"In C" was composed by Terry Riley in 1964. In the year of my birth, 1968, Columbia Masterworks (MS 7178) released a recording of "In C" made by Terry Riley and ten members of the Center of the Creative and Performing Arts in the State University of New York at Buffalo, one of three records released as part of its newly inaugurated "Music of Our Time" series.
In 2006, I was listening to that same recording of "In C" for the nth time, relaxing in the rapture, re-reading the liner notes, and checking out the score printed on the inner gatefold sleeve of the record. And it occurred to me -- why not translate all 53 figures into MIDI and perform a solo electronic version?
Why not?
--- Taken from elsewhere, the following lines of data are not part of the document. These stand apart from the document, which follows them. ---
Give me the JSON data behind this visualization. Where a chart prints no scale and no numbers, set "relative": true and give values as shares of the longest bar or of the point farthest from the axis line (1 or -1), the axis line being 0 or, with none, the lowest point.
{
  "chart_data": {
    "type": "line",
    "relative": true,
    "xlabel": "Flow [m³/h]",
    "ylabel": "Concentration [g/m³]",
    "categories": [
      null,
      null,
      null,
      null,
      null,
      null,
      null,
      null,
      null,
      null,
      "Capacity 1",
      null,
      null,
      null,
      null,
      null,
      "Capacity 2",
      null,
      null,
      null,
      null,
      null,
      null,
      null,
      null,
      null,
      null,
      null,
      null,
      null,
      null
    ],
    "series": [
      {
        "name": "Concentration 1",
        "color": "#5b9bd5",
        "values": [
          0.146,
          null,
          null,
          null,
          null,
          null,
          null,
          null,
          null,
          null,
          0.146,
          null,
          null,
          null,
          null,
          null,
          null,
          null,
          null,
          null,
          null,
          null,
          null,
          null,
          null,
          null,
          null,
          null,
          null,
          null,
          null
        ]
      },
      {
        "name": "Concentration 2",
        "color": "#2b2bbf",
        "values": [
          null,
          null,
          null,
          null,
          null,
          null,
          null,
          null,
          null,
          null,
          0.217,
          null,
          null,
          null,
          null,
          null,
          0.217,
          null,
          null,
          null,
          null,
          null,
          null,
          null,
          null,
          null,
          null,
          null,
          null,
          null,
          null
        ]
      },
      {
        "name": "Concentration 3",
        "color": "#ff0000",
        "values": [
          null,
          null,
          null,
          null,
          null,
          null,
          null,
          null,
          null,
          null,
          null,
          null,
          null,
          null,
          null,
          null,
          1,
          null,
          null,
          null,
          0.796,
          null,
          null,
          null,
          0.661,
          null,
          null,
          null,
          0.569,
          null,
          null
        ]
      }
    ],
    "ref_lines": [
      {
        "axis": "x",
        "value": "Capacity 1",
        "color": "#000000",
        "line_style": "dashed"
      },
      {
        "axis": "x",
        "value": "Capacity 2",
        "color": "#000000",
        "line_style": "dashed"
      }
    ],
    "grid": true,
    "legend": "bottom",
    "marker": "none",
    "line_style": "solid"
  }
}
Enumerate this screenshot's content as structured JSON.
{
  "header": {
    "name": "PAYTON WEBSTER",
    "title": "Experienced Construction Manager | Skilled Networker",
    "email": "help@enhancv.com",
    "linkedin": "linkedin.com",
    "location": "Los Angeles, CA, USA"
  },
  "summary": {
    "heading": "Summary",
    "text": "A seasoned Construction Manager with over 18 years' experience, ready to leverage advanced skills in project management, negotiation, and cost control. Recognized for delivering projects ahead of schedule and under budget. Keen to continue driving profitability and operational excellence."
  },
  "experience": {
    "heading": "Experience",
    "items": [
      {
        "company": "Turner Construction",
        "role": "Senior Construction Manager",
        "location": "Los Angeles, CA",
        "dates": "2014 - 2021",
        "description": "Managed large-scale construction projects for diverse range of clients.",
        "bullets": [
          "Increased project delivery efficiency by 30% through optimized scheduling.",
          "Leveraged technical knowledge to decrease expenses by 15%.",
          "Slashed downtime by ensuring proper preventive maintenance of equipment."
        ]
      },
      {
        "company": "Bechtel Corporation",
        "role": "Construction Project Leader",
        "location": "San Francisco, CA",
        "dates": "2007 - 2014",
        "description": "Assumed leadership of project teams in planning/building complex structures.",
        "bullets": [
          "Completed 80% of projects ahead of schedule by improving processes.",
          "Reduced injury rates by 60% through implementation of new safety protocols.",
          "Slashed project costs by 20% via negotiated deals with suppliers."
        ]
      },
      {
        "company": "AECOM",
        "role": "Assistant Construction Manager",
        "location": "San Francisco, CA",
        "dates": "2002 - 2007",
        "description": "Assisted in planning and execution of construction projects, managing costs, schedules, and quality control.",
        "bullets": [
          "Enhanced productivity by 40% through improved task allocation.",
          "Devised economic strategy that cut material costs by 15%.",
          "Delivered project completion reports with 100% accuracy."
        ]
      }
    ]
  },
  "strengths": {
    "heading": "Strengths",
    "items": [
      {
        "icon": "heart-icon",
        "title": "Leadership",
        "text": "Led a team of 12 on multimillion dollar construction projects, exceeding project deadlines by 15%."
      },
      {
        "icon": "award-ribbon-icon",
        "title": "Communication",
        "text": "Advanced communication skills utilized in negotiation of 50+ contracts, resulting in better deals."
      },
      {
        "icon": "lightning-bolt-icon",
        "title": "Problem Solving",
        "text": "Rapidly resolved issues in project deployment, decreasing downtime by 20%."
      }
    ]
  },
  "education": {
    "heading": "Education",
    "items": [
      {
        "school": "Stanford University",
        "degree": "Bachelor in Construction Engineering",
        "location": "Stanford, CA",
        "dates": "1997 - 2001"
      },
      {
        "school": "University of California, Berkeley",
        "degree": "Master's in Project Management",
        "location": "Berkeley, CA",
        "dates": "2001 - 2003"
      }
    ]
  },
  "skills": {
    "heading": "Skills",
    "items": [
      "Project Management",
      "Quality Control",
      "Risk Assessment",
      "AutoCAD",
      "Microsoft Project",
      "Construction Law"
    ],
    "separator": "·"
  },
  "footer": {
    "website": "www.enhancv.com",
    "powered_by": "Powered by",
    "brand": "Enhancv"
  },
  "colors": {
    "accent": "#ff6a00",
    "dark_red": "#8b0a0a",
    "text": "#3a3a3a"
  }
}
Well, it is counter to Riley's original conception of the piece, which was to be played by a very large ensemble of sensitive and complementary musicians well prepared to improvise their way through the 53 parts at their own initiative and in response to each other's musical instincts and/or decisions.
"Why not" also presented itself as a whole host of decisions i had to make in order to realize the piece live and by myself. How large an ensemble would i attempt to emulate? I decided on 4 - any fewer seemed too few, and attempting to adopt the personage of more than four individuals seemed beyond all "reasonable" control.
Thanks to the convenience of MIDI, and synthesizers, and samplers, I decided to use two voices for each "player." But what instruments? I settled on a synthesized flute, a sample of a mellotron flute, a free piano plug-in, a sample bank of percussion (miscellaneous pots and pans i'd recorded at my grandmother's house), a couple more free synthesizer plug-ins, and a couple of FM synthesizers.
I decided to fully embrace the idea of looping each of the 53 parts as I travelled through them on the various voices--an idea which is almost counter to Riley's conception of the performance, although, strictly speaking, following his own performance notes allowed for repeating each part as many times as a performer chooses.
I also decided to tune the percussion samples to taste, rather than in a one-to-one relationship with the C scale. I chose the tuning of the percussion while improvising through a few parts of the composition.
And once I'd tuned the percussion, and upon concluding that I could more-or-less handle pretending to be four electronically-influenced players at once, I decided that I wouldn't rehearse the piece - I'd just improvise my way through it for the first time at my upcoming performance.
I then decided to edit together a video piece that I would "accompany." (The finished video, available on DVD, is a tweaked-out version of a drive from just north of Houston, Texas to my family's old farm in northern Mississippi.)
Of course things went wrong during the recording… I forgot to start recording until I'd advanced through the first 10 parts - well, parts 10, 13, 11 and 12 to be exact… and I accidentally stopped recording at the moment I'd made it to parts 49, 46, 48 and 48. (This still worked out better than my traditional habit of forgetting to ever hit "record" at all.)
Unfortunately, a few years later when I finally decided, "hey - i wonder how that sounded?" I discovered that the recording was over-driven and distorted. Rather than recording/performing it again, I decided, in the spirit of the original improvised performance, to "just" do an improvised mix of that recording making extensive use of filters and EQ's to smooth out the overdriven edges. What I ended up with that afternoon is the performance you'll hear on this recording.
Lastly - "In C" is one of my very favorite pieces of music in the world, and Terry Riley is a personal hero of mine. I own four different recordings of "In C," each performed by a unique ensemble, and this is my version. This project is wholly dedicated toTerry Riley, for all the joy and inspiration he has brought me over the years.